There’s always something to howl about.

The quest for the paperless office: Scanning

If you want to build a paperless law office, then avoid the practice of criminal law. While other parts of the legal system are slowly, but surely, moving into an electronic and paperless future, all important documents in a criminal practice need to be produced in hardcopy form.

And so I do have to maintain and secure client files.

Still I’m finding ways to minimize the paper flow. My discoveries may make sense to you in your real estate business, so I’ll share them here from time to time.

Today: The scanner.

I need something that is fast, produces good quality scans (but need not reproduce the Mona Lisa in all its glory), and is inexpensive. Right now my firm is me. But later I expect to add a support person and additional attorneys.

So I want something that can be networked so that colleagues can share the scanner.

I think I’ve found a solution: The Fujitsu ScanSnap S1500. I got the S1500M – the “M” is for Mac. It’s roughly $400 from Amazon, although I bought mine slightly cheaper. For the $400, Fujitsu throws in the latest version of Acrobat Professional, which itself runs more than $250 retail.

I haven’t fully exploited Acrobat Professional, but I’m sure it’s got some features I could incorporate into my workflow.

But I have worked with the ScanSnap for the past two months, and it’s been nearly flawless. It’s fast – Fujitsu claims 20 pages a minute – and handles a pile of documents of all sizes, automatically adjusting the scanner to accommodate different sizes.

Very rarely the multi-document feeder jams on a document that’s folded or wrinkled. But fixing the jam is painless. Most of the time the scanner powers through like a champ. Just put the documents into the feeder, and press the scan button. The scanner handles the rest.

This is a color scanner, but I have not used it to scan in photos so couldn’t say whether the scan quality is good enough for anything but the most basic color scanning.

Best of all, the scanner is only 12 inches by 6 inches, so fits nicely on any desk. It’s by no means a portable scanner, but it is light and small enough that you can move it from place to place without much hassle.

I had the ScanSnap up and running within 5 minutes out of the box. The Fujitsu-supplied software is not refined. It runs in the background and detects the scanner in operation. The software also offers the ability to create profiles to automate the handling of documents.

The ScanSnap S1500 is a USB device, not a networked device. One solution: connect the device to a spare computer/server and share the Scanned Documents folder so that everyone in the office can reach his scans.

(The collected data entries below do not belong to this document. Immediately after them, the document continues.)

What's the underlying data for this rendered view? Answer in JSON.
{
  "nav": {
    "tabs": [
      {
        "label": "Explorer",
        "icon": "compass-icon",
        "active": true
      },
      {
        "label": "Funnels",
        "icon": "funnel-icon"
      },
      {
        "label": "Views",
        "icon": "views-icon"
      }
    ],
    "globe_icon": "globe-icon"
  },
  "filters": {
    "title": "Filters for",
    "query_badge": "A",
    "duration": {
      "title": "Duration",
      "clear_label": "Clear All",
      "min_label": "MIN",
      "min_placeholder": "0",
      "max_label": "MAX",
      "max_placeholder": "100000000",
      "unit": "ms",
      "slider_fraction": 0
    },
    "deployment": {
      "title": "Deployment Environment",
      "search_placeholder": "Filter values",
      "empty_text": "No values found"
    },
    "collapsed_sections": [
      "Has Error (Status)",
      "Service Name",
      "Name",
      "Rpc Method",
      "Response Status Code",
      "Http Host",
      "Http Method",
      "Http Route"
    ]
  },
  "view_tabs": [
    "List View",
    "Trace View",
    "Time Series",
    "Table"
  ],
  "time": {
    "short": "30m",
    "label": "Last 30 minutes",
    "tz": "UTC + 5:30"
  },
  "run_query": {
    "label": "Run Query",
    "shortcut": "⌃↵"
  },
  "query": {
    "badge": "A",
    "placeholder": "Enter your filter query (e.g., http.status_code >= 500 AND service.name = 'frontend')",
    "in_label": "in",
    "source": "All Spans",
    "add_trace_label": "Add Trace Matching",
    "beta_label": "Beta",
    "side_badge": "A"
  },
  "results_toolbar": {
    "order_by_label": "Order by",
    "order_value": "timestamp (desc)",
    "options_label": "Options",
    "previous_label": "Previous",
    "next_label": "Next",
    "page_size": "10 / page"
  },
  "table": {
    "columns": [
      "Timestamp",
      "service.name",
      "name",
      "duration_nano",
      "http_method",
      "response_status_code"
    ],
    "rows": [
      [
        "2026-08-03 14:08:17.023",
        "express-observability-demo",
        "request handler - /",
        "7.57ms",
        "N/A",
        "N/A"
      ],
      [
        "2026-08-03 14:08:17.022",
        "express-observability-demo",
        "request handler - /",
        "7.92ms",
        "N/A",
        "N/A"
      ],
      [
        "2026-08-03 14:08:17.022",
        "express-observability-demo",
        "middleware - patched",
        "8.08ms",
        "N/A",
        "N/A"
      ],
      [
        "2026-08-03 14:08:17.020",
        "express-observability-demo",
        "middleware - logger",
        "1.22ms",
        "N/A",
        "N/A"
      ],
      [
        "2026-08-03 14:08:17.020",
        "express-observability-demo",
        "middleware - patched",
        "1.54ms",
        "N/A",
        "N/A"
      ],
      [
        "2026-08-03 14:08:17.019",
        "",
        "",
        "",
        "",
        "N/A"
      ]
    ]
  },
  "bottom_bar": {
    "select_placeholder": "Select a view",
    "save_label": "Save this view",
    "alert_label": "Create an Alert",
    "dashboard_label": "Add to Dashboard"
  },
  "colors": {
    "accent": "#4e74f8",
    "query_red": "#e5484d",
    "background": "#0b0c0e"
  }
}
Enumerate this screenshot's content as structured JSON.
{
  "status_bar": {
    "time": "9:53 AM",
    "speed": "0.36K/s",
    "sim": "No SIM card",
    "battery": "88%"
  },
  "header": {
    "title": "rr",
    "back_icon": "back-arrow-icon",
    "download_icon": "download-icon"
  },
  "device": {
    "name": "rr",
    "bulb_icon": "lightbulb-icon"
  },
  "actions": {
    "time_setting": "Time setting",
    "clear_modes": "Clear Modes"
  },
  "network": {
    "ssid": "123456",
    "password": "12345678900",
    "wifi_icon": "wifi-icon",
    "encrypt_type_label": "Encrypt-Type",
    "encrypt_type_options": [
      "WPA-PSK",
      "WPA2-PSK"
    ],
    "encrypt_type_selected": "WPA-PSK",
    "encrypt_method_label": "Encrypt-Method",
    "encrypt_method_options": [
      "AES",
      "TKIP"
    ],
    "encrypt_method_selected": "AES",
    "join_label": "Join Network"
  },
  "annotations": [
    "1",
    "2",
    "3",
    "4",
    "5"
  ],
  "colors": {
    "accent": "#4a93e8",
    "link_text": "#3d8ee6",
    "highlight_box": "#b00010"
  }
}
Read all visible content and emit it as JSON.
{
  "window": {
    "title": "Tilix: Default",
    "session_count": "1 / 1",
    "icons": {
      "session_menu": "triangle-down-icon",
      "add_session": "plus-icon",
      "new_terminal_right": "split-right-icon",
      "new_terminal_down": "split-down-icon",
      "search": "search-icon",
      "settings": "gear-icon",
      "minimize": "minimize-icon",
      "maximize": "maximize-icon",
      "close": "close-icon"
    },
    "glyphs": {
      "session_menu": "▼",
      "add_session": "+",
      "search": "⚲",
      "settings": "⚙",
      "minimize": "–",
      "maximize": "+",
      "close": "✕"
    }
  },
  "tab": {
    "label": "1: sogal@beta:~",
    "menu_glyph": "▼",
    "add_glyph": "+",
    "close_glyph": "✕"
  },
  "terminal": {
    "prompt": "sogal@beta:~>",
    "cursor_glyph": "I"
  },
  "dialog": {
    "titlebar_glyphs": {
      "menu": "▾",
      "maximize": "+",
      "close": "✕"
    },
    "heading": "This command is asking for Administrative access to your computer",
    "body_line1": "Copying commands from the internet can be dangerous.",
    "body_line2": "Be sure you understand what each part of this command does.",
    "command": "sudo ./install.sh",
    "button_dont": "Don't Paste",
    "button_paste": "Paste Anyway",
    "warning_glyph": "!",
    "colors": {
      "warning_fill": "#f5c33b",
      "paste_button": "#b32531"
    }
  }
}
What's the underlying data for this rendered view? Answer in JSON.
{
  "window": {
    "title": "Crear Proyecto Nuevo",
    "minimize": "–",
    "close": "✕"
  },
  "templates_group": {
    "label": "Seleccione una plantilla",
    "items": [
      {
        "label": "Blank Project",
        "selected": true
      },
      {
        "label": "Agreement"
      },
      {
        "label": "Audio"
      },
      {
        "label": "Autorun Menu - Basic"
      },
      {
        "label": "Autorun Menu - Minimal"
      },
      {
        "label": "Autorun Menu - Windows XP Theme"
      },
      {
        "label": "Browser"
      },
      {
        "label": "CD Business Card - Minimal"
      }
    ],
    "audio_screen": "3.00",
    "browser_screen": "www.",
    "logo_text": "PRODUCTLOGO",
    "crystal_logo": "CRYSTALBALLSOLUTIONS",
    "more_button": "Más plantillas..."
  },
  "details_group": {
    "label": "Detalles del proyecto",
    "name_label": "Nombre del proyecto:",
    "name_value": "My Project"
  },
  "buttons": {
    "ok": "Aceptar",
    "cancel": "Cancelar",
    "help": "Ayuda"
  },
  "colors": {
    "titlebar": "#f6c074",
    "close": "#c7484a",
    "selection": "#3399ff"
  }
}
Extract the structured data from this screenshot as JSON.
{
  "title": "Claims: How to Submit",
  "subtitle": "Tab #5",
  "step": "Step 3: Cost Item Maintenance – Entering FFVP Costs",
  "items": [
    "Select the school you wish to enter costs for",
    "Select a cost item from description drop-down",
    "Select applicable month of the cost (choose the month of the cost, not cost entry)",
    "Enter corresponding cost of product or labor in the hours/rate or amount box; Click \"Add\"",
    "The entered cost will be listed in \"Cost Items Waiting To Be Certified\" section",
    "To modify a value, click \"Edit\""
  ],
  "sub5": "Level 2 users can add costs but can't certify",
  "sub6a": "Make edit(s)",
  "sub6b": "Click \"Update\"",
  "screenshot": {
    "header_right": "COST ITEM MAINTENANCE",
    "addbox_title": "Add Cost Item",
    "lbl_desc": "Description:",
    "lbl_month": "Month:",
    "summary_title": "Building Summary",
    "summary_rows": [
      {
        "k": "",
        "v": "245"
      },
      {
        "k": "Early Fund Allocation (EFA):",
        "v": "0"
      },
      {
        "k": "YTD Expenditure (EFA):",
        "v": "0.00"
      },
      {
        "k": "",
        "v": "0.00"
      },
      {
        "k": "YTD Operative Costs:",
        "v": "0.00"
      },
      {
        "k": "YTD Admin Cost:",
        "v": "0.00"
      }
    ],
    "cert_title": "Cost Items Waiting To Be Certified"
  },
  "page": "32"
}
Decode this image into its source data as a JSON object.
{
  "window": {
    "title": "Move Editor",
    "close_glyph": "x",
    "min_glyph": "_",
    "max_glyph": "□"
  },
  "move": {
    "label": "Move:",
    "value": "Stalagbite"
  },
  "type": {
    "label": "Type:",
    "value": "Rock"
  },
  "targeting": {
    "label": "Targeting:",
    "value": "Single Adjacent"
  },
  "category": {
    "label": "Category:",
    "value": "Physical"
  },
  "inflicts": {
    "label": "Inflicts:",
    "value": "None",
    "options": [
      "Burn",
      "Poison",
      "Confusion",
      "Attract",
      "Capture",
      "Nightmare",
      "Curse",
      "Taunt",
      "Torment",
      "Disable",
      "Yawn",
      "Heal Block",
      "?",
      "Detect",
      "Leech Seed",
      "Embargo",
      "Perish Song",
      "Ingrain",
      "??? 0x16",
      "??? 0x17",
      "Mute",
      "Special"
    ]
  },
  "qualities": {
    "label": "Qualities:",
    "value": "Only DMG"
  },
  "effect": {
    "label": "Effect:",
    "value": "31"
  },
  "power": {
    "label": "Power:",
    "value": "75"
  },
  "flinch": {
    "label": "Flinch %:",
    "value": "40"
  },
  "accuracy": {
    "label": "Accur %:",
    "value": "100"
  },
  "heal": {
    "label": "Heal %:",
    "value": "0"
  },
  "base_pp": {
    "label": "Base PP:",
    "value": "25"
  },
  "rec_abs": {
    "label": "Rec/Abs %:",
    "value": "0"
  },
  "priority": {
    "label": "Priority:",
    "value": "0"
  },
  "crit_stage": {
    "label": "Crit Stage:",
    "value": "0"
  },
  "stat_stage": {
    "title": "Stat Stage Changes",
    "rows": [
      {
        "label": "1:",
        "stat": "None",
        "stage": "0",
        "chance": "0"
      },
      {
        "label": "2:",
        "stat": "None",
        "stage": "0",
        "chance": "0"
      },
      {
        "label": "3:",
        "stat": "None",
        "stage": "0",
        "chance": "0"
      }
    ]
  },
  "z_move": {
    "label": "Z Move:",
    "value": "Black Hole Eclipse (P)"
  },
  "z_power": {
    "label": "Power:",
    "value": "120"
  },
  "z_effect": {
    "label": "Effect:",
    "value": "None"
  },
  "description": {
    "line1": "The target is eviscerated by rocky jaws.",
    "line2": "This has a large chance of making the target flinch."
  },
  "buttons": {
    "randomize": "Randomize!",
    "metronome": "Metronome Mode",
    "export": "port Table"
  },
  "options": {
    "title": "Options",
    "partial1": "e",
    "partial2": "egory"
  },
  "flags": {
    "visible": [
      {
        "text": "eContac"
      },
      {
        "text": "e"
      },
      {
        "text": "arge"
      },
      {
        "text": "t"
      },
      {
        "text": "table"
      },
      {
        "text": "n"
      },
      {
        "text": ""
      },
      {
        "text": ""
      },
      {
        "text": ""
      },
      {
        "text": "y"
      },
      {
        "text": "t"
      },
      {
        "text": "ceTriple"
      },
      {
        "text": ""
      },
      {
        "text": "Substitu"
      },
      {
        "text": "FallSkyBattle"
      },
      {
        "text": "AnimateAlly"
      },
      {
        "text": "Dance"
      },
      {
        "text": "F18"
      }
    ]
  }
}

Another problem: the ScanSnap software has not been updated for the latest MacOS version, “Snow Leopard”. It crashes on the “Scan to Folder” feature, although there are workarounds for this bug. Fujitsu promises to have a fix out by the end of 2009, but that’s an absurdly long time to wait for a $400 product to integrate seamlessly with a major operating system like MacOS.

The ScanSnap 1500M doubles as an excellent copier by scanning in documents, and then printing. So if you need a scanner to handle workplace documents, that has a small physical footprint, is reasonably priced, and just works, then I’d recommend this product.

If you need something that’s somewhat less robust (and less expensive), try an earlier model: the ScanSnap S500 is the previous version of the S1500, and, while somewhat slower, is apparently also a very good product.

Finally: I get nothing, got nothing, and will never take anything for recommending a product or service on this blog. You’ll just get my thoughts about products or services that I have found valuable in my work, and think you might find useful as well.